If you're sticking to using pure-pandas, for both performance and practicality I think you should use regex for this task. However, you will need to properly escape any special characters in the substrings first to ensure that they are matched literally (and not used as regex meta characters).

This is easy to do using re.escape:

>>> import re
>>> esc_lst = [re.escape(s) for s in lst]

These escaped substrings can then be joined using a regex pipe |. Each of the substrings can be checked against a string until one matches (or they have all been tested).

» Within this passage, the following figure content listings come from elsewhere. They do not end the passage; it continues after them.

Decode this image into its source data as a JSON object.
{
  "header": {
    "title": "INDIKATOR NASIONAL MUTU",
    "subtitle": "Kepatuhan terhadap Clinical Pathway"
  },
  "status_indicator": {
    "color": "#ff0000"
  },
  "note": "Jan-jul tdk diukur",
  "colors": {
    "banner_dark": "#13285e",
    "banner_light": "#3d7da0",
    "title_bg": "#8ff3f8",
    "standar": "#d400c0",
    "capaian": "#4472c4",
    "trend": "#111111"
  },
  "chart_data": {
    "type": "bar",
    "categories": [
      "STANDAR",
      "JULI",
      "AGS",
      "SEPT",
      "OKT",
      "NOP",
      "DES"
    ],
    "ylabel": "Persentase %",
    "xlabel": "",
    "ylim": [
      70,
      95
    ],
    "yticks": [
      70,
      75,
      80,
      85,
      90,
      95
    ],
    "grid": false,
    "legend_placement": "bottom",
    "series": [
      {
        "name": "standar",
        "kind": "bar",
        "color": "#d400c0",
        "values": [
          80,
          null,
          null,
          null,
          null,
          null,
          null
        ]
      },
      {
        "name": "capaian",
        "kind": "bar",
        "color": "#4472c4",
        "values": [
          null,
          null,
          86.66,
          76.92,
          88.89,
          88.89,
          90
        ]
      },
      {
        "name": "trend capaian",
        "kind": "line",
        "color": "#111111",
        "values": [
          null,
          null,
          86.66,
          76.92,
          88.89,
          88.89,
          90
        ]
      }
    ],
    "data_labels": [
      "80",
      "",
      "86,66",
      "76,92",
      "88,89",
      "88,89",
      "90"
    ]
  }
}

>>> pattern = '|'.join(esc_lst)

The masking stage then becomes a single low-level loop through the rows:

df[col].str.contains(pattern, case=False)

Here's a simple setup to get a sense of performance:

from random import randint, seed

seed(321)

# 100 substrings of 5 characters
lst = [''.join([chr(randint(0, 256)) for _ in range(5)]) for _ in range(100)]

# 50000 strings of 20 characters
strings = [''.join([chr(randint(0, 256)) for _ in range(20)]) for _ in range(50000)]

col = pd.Series(strings)
esc_lst = [re.escape(s) for s in lst]
pattern = '|'.join(esc_lst)

The proposed method takes about 1 second (so maybe up to 20 seconds for 1 million rows):

%timeit col.str.contains(pattern, case=False)
1 loop, best of 3: 981 ms per loop

The method in the question took approximately 5 seconds using the same input data.

It's worth noting that these times are 'worst case' in the sense that there were no matches (so all substrings were checked). If there are matches than the timing will improve.